Rediscovering Saint Brigid

St Brigid by P.J. Tuohy 1924-25

 

I am staying today with Alice Curtayne's 1935 article on 'Rediscovering Saint Brigid'. I find this paper particularly intriguing as I struggled to appreciate her perception that the memory of Saint Brigid had faded. Saint Brigid was very much a part of the nineteenth/early twentieth century Celtic Revival's rediscovery of the Irish saints as a whole. Canon O'Hanlon, for example, had published a substantial biography of her in 1877 under the title Life of St. Brigid, Virgin: First abbess of Kildare, Special Patroness of Kildare Diocese, and General Patroness of Ireland. Thirty years later Augustinian Father J.A. Knowles published his Saint Brigid, a work running to almost 300 pages. In addition, Cardinal Moran, who had obtained a relic of Saint Brigid's tooth from Cologne for the Brigidine sisters in the 1880s, included her in a series of pamphlets on all three of the Irish patrons published by the Australian Catholic Truth Society in 1905. There are many other examples of poems, articles and stories from the popular religious and secular press which might also be cited. So, I think it is fair to say that in the fifty years before Alice Curtayne's article appeared Saint Brigid had not been overlooked or forgotten. Now in fairness, as we saw in yesterday's extract, she begins by saying 'I do not say that Ireland had forgotten her, but we were very ignorant of her, and very unconcerned about our ignorance'. She goes on to say:

Saint Brigid! To the majority of our people she is still only a name: a beautiful name, because it is musical and has antiquity.There is a vague notion current that it connotes strength of some kind, so it is cheerfully passed on to children and the donors are content. To others, that name resounding like a knell from our remotest past, is backed by some vague abstraction suggested by the artist: Saint Brigid is a shadowy personage (garbed in red Tuohy supposed!), grasping a crozier, or holding a miniature model of a church, and gazing serenely into vacancy....

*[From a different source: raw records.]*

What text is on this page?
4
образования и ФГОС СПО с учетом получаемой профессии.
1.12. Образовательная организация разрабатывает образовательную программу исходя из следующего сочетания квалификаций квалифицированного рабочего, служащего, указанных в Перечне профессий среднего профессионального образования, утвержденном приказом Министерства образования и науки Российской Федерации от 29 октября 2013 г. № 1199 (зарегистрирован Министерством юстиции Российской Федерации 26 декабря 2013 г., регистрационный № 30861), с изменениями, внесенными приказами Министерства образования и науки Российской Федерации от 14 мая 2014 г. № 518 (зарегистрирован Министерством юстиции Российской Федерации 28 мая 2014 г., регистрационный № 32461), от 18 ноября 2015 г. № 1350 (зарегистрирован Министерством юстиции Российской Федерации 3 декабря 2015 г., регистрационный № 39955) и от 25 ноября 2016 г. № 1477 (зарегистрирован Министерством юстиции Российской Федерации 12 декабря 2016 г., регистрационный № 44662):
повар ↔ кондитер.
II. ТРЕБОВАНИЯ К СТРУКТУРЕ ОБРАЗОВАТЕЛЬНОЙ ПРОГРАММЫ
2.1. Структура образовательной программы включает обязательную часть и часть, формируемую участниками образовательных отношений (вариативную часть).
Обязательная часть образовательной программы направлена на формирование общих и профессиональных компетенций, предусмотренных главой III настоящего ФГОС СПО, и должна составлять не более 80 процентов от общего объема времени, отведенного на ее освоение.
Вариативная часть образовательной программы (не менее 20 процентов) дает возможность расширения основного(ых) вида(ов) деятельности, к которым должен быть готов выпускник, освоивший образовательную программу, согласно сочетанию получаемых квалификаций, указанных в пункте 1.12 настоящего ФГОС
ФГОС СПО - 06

 As Curtayne sees it, the deficiencies in iconography are only a part of the problem:

The person of Saint Brigid is still obscured from view in the mists of ancient history, and it is really only by an extreme effort of mind that people can believe there is reality behind that name: that Brigid really "lived, moved and had her being," that she had a distinctive personality with which it is highly important we should restore communion. It is important to us a nation. Sometimes it seems that our only way of survival lies through this restoration of the Celtic Christian mind.

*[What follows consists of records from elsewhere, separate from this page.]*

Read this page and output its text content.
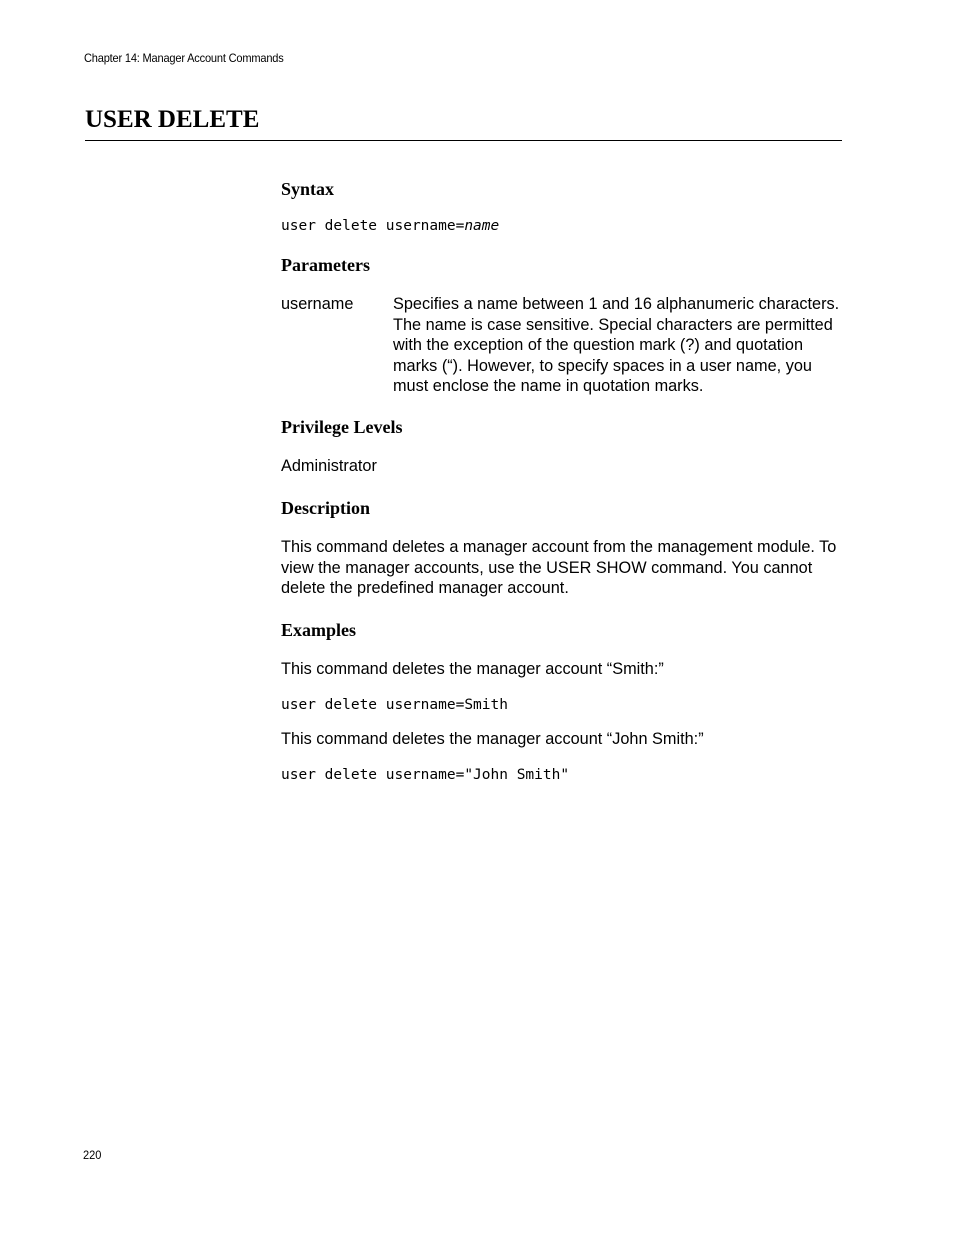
Chapter 14: Manager Account Commands
USER DELETE
Syntax
user delete username=name
Parameters
username Specifies a name between 1 and 16 alphanumeric characters. The name is case sensitive. Special characters are permitted with the exception of the question mark (?) and quotation marks (“). However, to specify spaces in a user name, you must enclose the name in quotation marks.

Privilege Levels

Administrator

Description

This command deletes a manager account from the management module. To view the manager accounts, use the USER SHOW command. You cannot delete the predefined manager account.

Examples

This command deletes the manager account “Smith:”

user delete username=Smith

This command deletes the manager account “John Smith:”

user delete username="John Smith"
220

They err who imagine that this personage of our early history cannot bring us any enlightenment in our modern complexities. It is supposed that, whatever her reality may have been, she is now too remote from us, too severed by the gulf of centuries and the vicissitudes of history, to hold any practical guidance for us in our present welter. The general attitude, never expressed - naturally- but quite clearly implied, is: "What is Brigid to us, or we to Brigid, that we should seek to know her?"  

 Alice Curtayne, 'The Rediscovery of Saint Brigid', The Irish MonthlyVol. 63, No. 745 (Jul., 1935), pp. 412-420. https://www.jstor.org/stable/20513775 

So, it seems that for Alice Curtayne it was not that the name of Saint Brigid had been forgotten, rather it was the reality behind that name. In tomorrow's posting we will look at some of the answers the writer offered to the questions she has posed here.